En tercer lugar, se pasa por alto las escasas confianza y credibilidad que se han construido a lo largo de los años. El régimen recurrió a una narrativa extrañamente ingenua, mientras asumía que realmente tendría algún efecto en la gente. Se habló de las reformas formales, como lo había hecho en el pasado, dejando sin respuesta la pregunta de si el régimen podía cambiar sus prácticas fundamentales. Se acusó a elementos externos de los disturbios y la agitación, algo que en parte es verdad, pero socavó su argumento al negar la realidad del descontento popular. Se reprendió a los medios de comunicación extranjeros por su cobertura sesgada de los acontecimientos, al tiempo que se impusieron medidas drásticas, haciendo caso omiso de las pruebas que circulan en Internet, y se articuló una burda auto propaganda.

Irónicamente, en un país donde las teorías de conspiración tienen una resonancia enorme, el régimen ha venido perdiendo la batalla de las percepciones por excederse en ellas. Si el problema eran formas discretas de subversión, rápidamente se habrían resuelto por un aparato de seguridad bien afinado. Al confundir las protestas populares con las amenazas más insidiosas de sus enemigos -tanto retórica como prácticamente como si fueran una sola- el régimen está convirtiendo lentamente al pueblo en su enemigo.

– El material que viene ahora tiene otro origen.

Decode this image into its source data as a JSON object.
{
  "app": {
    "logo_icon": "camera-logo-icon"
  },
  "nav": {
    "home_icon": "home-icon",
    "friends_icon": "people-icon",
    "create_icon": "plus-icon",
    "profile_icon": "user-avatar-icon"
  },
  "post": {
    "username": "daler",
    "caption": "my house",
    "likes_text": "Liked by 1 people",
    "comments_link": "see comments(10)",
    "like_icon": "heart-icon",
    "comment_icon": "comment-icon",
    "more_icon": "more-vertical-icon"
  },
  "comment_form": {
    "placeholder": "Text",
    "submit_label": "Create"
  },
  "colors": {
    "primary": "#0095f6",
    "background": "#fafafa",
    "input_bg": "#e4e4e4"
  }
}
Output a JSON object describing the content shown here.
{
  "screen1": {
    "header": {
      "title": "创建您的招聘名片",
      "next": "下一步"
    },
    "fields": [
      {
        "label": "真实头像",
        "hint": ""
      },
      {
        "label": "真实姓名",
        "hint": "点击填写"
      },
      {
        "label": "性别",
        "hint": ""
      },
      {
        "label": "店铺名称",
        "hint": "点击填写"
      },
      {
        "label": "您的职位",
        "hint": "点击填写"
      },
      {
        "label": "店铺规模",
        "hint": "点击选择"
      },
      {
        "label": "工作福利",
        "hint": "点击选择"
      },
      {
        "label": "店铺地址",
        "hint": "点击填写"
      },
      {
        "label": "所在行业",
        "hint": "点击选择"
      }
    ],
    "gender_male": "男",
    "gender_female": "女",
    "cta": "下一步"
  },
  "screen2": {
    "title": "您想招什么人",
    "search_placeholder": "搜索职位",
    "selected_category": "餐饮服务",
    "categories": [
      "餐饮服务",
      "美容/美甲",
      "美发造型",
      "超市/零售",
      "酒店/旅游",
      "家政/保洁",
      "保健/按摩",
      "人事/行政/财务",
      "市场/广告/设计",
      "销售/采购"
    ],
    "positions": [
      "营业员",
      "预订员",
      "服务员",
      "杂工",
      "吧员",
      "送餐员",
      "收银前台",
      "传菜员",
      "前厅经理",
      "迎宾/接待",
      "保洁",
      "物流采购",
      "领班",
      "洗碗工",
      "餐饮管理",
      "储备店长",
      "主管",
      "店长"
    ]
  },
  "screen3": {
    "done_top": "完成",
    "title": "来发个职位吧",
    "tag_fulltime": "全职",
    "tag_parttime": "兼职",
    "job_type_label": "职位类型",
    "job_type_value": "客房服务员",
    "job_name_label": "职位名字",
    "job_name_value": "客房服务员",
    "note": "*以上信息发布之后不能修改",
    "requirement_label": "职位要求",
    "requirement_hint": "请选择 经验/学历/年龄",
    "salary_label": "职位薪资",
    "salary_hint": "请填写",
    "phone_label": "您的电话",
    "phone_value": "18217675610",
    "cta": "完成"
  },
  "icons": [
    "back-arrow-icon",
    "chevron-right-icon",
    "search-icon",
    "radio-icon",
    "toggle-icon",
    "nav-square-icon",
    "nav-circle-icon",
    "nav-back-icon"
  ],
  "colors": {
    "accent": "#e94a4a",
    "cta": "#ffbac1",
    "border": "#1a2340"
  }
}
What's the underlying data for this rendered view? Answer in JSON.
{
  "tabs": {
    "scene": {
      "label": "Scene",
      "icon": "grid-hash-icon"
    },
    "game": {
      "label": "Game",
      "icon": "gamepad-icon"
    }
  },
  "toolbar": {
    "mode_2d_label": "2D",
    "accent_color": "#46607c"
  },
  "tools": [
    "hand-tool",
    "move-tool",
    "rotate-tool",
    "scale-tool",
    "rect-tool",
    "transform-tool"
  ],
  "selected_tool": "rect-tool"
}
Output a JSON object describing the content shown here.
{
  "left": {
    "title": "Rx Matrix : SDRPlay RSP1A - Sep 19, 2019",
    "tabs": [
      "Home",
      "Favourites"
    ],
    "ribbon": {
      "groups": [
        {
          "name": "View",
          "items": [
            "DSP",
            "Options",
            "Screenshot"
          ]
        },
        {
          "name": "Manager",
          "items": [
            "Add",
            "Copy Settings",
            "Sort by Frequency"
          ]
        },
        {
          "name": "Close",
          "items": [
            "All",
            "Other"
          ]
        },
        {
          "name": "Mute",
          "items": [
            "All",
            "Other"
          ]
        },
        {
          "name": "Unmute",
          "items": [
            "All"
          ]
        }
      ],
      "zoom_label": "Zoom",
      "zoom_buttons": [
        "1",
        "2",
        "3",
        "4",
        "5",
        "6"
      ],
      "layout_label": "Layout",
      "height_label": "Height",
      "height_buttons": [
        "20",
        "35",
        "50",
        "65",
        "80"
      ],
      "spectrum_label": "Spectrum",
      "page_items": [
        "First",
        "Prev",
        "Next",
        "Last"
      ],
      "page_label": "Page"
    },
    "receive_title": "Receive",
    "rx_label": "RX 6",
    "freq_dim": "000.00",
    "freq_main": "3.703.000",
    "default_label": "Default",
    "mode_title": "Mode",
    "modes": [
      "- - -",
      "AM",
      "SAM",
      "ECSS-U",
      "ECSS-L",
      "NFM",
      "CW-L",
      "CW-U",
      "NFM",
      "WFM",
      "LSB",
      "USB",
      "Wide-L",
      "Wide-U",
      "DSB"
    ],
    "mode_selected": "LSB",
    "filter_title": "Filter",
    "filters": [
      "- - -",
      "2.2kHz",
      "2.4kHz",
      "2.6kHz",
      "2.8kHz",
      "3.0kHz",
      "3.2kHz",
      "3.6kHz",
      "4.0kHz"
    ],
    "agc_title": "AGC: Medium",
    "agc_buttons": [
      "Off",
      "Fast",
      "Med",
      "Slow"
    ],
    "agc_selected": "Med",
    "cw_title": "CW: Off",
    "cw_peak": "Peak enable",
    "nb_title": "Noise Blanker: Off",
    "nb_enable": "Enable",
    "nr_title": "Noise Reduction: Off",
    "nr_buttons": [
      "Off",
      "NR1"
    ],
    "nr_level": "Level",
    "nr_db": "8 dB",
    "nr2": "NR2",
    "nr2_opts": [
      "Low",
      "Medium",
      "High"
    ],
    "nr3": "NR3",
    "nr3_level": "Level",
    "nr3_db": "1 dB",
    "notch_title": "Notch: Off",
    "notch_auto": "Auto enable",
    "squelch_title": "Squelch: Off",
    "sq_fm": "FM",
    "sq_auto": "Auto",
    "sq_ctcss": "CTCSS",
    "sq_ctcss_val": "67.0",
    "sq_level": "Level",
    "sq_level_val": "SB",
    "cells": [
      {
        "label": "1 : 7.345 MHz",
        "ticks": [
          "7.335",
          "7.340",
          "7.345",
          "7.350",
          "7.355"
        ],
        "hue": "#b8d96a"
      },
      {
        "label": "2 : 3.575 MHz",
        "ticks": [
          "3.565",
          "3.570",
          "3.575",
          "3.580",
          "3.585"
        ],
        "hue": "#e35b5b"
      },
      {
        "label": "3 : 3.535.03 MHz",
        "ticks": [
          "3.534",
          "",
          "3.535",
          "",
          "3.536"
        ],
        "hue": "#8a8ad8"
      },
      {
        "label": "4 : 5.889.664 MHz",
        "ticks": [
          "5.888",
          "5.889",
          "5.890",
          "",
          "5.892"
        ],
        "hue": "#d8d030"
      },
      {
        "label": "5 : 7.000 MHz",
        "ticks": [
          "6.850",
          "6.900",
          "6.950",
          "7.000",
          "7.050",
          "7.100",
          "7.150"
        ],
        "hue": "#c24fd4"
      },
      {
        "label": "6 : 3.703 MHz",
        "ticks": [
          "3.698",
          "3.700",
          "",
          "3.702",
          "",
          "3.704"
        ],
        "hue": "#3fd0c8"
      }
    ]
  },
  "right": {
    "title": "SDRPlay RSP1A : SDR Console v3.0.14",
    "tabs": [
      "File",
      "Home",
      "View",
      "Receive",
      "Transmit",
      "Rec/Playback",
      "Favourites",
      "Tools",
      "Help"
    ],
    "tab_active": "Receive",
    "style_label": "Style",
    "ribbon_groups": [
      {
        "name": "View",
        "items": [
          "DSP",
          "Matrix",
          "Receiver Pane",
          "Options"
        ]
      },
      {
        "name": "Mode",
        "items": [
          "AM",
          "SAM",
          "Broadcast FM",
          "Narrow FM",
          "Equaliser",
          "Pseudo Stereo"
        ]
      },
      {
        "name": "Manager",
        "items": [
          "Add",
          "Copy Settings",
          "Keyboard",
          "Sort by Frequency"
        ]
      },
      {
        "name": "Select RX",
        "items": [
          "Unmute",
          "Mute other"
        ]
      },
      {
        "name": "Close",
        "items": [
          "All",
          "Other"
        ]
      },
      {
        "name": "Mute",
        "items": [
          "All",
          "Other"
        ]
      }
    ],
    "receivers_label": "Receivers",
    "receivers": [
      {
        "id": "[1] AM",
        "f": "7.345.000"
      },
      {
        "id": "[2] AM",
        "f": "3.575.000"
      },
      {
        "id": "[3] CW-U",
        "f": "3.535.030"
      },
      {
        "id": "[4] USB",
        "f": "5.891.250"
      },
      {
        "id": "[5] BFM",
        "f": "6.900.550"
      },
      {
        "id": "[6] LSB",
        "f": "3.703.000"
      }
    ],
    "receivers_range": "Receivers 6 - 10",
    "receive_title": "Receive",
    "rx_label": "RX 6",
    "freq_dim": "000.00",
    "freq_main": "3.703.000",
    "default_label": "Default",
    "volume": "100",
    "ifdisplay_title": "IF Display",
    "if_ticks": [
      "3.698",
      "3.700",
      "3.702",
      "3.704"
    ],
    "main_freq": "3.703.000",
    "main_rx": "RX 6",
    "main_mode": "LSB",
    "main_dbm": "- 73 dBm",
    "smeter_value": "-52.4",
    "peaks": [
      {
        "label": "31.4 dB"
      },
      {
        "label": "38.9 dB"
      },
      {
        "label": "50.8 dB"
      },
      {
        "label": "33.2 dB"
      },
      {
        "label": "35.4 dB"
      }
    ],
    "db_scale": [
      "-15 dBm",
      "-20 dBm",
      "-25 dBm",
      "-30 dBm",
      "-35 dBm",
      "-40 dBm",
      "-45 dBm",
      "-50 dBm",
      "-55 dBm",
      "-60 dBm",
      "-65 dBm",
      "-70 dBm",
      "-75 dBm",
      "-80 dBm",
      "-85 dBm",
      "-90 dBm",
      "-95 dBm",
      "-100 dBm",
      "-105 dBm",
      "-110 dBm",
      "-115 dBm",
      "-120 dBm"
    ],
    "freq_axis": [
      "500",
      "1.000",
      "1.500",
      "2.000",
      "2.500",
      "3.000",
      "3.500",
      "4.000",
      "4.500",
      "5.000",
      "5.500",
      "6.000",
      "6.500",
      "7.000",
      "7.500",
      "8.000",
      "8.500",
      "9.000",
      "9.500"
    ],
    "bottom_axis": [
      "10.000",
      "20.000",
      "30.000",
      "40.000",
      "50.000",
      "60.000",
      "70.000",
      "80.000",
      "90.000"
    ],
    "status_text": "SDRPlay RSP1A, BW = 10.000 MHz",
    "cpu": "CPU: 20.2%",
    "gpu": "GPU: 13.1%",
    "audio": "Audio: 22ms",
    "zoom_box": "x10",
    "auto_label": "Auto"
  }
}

Cuarto y último, las autoridades sirias no captan el enorme precio a pagar por las quejas acumuladas del pasado y las florecientes expectativas de hoy. La cifra podría ser resuelta con una sola moneda que, más allá del anunciado paquete de reformas, podría convencer a la gente de que nuevo un pacto puede funcionar: sancionar a los responsables de las muertes, buscandolos en el aparato de seguridad, y llegar a un acuerdo en el tema de la corrupción de alto nivel. Es revelador que ni una sola de las medidas tomadas amenaza a los intereses creados en los altos círculos del poder, cuando eso es, justamente, lo que la gente quiere en el fondo: pedir cuentas a una élite que ha considerado a la energía (petróleo) como un derecho, al Estado como una propiedad personal, y al país como un feudo. Tratar de proteger las prerrogativas y los privilegios de unos pocos, les va a costar todo lo creen que poseen.

El as bajo la manga de Assad era conducir una revolución en contra de su propio pueblo. Para su crédito, hizo retroceder a quienes desde el inicio querían represión a toda costa. Pero su muy esperado discurso ha ofrecido una alternativa creíble. Están vigentes todas las probabilidades de que los sirios, con sus esperanzas rotas de nuevo, salgan a las calles. El régimen debe superar esta última prueba, para evitar un mayor derramamiento de sangre. La represión le puede ayudar a sobrevivir o podría ser equivalente al suicidio - pero en cualquier caso, sería un destino vergonzoso.